Abstract
FOR many years past organic chemists have been making and describing in detail thousands of new organic compounds: it was and is essential that a worker should know what had been done previously to his discoveries. The advent of Beilstein's handbook had a profound influence on progress when it appeared well over sixty years ago, for it enabled quick reference to the literature. Later it was supplemented by Richter, at first a private enterprise, but later taken over by the German Chemical Society, which created a considerable organization to keep it up to date. British chemical journals and Chemical Abstracts, like the corresponding American and German publications, have since contained a formula index on the Richter plan. Decennial indexes have been produced.
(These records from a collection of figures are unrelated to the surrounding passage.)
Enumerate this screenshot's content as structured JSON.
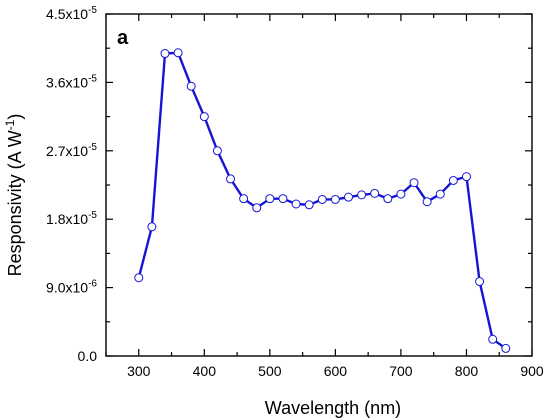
{
  "chart_data": {
    "type": "line",
    "panel_label": "a",
    "xlabel": "Wavelength (nm)",
    "ylabel_main": "Responsivity (A W",
    "ylabel_sup": "-1",
    "ylabel_close": ")",
    "xlim": [
      250,
      900
    ],
    "ylim": [
      0,
      4.5e-05
    ],
    "x_ticks": [
      300,
      400,
      500,
      600,
      700,
      800,
      900
    ],
    "x_tick_labels": [
      "300",
      "400",
      "500",
      "600",
      "700",
      "800",
      "900"
    ],
    "y_ticks": [
      0,
      9e-06,
      1.8e-05,
      2.7e-05,
      3.6e-05,
      4.5e-05
    ],
    "y_tick_labels": [
      {
        "base": "0.0",
        "exp": ""
      },
      {
        "base": "9.0x10",
        "exp": "-6"
      },
      {
        "base": "1.8x10",
        "exp": "-5"
      },
      {
        "base": "2.7x10",
        "exp": "-5"
      },
      {
        "base": "3.6x10",
        "exp": "-5"
      },
      {
        "base": "4.5x10",
        "exp": "-5"
      }
    ],
    "line_color": "#1515d6",
    "marker_fill": "#ffffff",
    "marker_edge": "#1515d6",
    "x": [
      300,
      320,
      340,
      360,
      380,
      400,
      420,
      440,
      460,
      480,
      500,
      520,
      540,
      560,
      580,
      600,
      620,
      640,
      660,
      680,
      700,
      720,
      740,
      760,
      780,
      800,
      820,
      840,
      860
    ],
    "y": [
      1.03e-05,
      1.7e-05,
      3.98e-05,
      3.99e-05,
      3.55e-05,
      3.15e-05,
      2.7e-05,
      2.33e-05,
      2.07e-05,
      1.95e-05,
      2.07e-05,
      2.07e-05,
      2e-05,
      1.99e-05,
      2.06e-05,
      2.06e-05,
      2.09e-05,
      2.12e-05,
      2.14e-05,
      2.07e-05,
      2.13e-05,
      2.28e-05,
      2.03e-05,
      2.13e-05,
      2.31e-05,
      2.36e-05,
      9.8e-06,
      2.2e-06,
      1e-06
    ]
  }
}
Yet in spite of all, the magnitude of the task is so great that everything is decades out of date: the two long wars have contributed to the chaos. Now Dr. Faraday will make a fresh start—less ambitious, because it confines itself to the hydrocarbons, and presented in loose-leaf form so that an annual issue of new sheets will keep it up to date either by inserting new pages or substituting new matter for old.
Faraday's Encyclopedia of Hydrocarbon Compounds
Compiled by Dr. Joseph Escott Faraday. Vol. 1: C1 to C5. Pp. xxv + 47 + 92 + 40 + 104 + 103. (Manchester: Chemindex, Ltd., 1945.) £7 10s. 0d.